Il s'en était beaucoup voulu au début de ne pas être resté auprès de ceux qui avaient besoin d'être protégés. Ils les avaient abandonnés, signant leur arrêt de mort. Puis finalement, il avait réalisé que son aide avait été précieuse sur le champ de bataille également, sans laquelle, personne n'aurait été apte à prendre une quelconque décision.

Aujourd'hui, il était un des seuls avec Hii-Sama, qui ne regardait plus vers le passé, mais vers l'avenir. Pleurer la mort de ses parents appartenait à un temps révolu. Il devait dorénavant penser au devenir de son village. Beaucoup pensaient que cette bataille n'avait été remportée par aucun des deux camps.

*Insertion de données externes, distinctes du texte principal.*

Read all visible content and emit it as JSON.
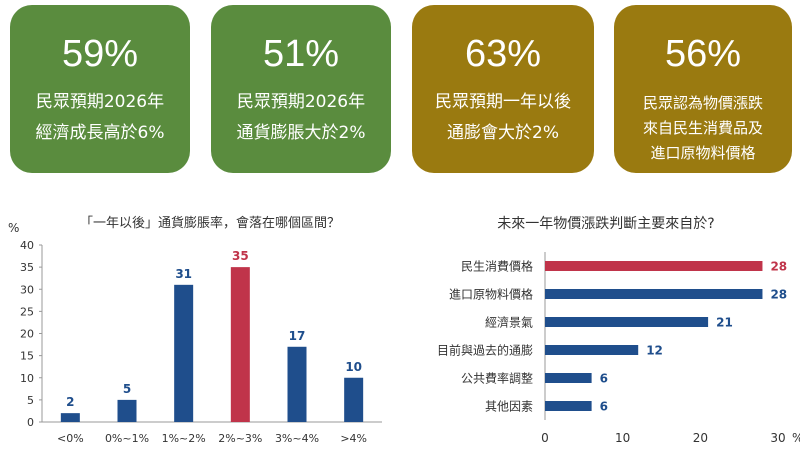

Néanmoins, Ashitaka réalisait bien que son peuple allait décliner au fil des années après cet affrontement. Les hommes allaient vieillir, il n'y avait plus d'enfants, et plus de femmes.

— Ashitaka, mon prince.

Le jeune homme ouvrit les yeux et fit face à son interlocutrice. Assise en tailleur tout comme lui, face à son tapis et ses pierres, la chamane du village le regarda avec ses yeux tombants :

— Ashitaka, comprends tu que tu es notre seul espoir ?

— Oui, articula-t-il avec une voix grave. Je dois ramener l'ordre et la discipline dans mon peuple, et trouver une solution face au déclin qui nous menace.

La vieille femme hocha lentement la tête :

— Mais sache que tu ne seras pas seul, mon prince.

— Je le sais.

La chamane se tu, et Ashitaka se replongea alors dans sa méditation qui l'aidait à réfléchir. Il en sortit le soir même, sans avoir trouvé de réponses à ses questions.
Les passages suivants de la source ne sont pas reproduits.